Schematic illustration of a Penrose tiling. A non-repeating tiling with two shapes of tiles, with 5-point local symmetry and both local and global (emergent) golden ratio.

      It is common to need to acquire a signal where the signal properties are not known, or the signal is only suspected and not discovered yet, or the signal properties are known but they may be too much trouble to fully enumerate. There is no common solution, however, to the acquisition task. For this reason the initial phases of acquisition methods unavoidably tend to be ad hoc. As with data dependency in non‐evolutionary search metaheuristics (where there is no optimal search method that is guaranteed to always work well), here there is no optimal signal acquisition method known in advance.

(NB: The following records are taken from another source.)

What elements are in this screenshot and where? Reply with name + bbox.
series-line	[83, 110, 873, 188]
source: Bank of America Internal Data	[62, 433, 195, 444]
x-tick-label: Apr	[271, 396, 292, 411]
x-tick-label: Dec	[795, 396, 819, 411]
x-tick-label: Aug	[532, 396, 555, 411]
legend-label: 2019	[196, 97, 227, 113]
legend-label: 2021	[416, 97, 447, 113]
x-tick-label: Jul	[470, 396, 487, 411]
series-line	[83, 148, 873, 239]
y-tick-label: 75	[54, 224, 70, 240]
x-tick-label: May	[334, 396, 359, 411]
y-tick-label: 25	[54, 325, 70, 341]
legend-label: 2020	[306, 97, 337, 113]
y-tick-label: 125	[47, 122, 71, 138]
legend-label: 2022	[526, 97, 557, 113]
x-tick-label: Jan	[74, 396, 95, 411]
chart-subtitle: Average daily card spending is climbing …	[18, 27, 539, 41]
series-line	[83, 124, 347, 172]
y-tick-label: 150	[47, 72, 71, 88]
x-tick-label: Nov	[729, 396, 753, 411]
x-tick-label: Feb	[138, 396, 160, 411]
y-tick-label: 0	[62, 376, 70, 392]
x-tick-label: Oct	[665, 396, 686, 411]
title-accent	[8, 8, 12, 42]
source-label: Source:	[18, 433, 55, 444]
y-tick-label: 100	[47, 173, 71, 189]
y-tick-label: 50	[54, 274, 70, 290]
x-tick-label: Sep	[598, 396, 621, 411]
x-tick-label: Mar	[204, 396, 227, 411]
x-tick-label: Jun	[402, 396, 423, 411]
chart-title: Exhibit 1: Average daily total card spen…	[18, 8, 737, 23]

In what follows methods are described for bootstrap optimization in signal acquisition to enable the most general‐use, almost “common,” solution possible. The bootstrap algorithmic method involves repeated passes over the data sequence, with improved priors, and trained filters, among other things, to have improved signal acquisition on subsequent passes. The signal acquisition is guided by statistical measures to recognize anomalies. Informatics methods and information theory measures are central to the design of a good finite state automata (FSAs) acquisition method, and will be reviewed in signal acquisition context in Chapters 24. Code examples are given in Python and C (with introductory Python described in Chapter 2 and Appendix A). Bootstrap acquisition methods may not automatically provide a common solution, but appear to offer a process whereby a solution can be improved to some desirable level of general‐data applicability.